Jai Singh takes a look at this week’s action.
City run riot at Anfield.
If there was any doubt as to where the title was going to end up prior to this weeks fixture, there surely can be no doubt anymore. Even though Liverpool were languishing in 4th, many still viewed them as the only threat to City this season. However, a 4-1 win highlighted the excellent form City are in, and the awful form Liverpool are in.
Goals from Gundogan, Foden and Sterling secured a convincing win for City, and Pep’s first at Anfield as a player or manager. It puts them 10 points clear of Liverpool with a game in hand, and all but ensures a third title in five seasons for City, securing their place as one of the Premier League’s greatest teams.
Defensive issues a problem for Manchester United
At half-time between Manchester United and Everton, the home side were 2-0 up. Dominate, the game was seemingly wrapped up, going level on points with City, albeit having played an extra 2 games. However, what happened after half-time would have only highlighted to United players, staff, and fans that they are far from the title challenge, at least this season.
A quickfire double at the start of the second half thanks to Doucoure and Rodriguez equalled the game before McTominay seemingly grabbed all 3 points. However, there was to be late drama as Calvert-Lewin scored a 95th minute equaliser after United failed at their attempt to defend a set piece, with Harry Maguire playing everyone onside.
It showed the defensive frailties that still exist within the squad. Results like these will bring United back down to earth and highlight to manager Ole Gunna Solskjaer that defensive reinforcements are required in the summer if they are to mount a serious title challenge next season.
Is VAR really the issue?
Another week, another VAR controversy, with Mike Dean at the centre of it all again. The decision to send Thomas Soucek off was one that everyone, except Mike Dean and Lee Mason, was the wrong one. However, whilst everyone seemingly complains about VAR ruining the game, is that really the case. Mike Dean sent off Soucek in ‘real time’, Lee Mason decided the evidence was inconclusive and Dean, having the luxury of replay, still sent off Soucek.

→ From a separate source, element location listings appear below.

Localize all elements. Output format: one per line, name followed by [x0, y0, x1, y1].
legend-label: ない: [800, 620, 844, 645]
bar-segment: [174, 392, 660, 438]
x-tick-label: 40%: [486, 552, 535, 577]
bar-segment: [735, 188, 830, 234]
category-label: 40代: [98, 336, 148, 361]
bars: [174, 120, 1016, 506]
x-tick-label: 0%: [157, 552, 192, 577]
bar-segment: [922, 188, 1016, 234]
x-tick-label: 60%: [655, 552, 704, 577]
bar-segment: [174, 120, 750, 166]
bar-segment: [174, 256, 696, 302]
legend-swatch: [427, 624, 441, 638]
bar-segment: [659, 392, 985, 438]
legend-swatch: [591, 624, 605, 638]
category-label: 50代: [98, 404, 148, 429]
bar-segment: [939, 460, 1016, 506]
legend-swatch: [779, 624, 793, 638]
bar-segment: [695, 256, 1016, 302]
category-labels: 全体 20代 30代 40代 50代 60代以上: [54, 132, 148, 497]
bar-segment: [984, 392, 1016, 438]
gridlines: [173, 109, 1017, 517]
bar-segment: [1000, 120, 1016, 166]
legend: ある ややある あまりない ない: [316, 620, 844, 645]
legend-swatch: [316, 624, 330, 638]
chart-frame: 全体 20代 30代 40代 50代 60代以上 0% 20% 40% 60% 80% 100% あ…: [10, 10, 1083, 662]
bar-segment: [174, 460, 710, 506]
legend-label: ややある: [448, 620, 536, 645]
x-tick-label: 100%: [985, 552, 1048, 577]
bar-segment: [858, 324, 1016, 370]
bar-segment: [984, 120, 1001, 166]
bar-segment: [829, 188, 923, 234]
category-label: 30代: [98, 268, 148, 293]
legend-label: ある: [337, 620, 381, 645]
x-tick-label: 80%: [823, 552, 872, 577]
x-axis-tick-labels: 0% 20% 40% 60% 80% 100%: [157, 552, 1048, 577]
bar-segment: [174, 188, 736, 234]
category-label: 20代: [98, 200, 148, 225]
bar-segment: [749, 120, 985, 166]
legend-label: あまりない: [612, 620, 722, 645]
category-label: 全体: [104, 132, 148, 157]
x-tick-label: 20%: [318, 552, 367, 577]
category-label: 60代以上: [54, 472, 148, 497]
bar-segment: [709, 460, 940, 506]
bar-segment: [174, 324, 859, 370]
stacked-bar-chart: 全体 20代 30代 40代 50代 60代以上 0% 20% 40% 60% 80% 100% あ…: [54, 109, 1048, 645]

All this, as well as other poor decisions for the last 18 months suggests that the problem is not really the technology, but the use of the technology. Referees have been afforded the luxury of a second chance, to rectify their on the field mistakes. However, they continue to make the same mistakes over and over again. Those in charge, whether it be the FA, the Premier League or the PGMOL, need to provide better training to the officials to ensure the same mistakes are not being made. Then and only then will we see the technology being put to good use, and the right decision being made more often than not.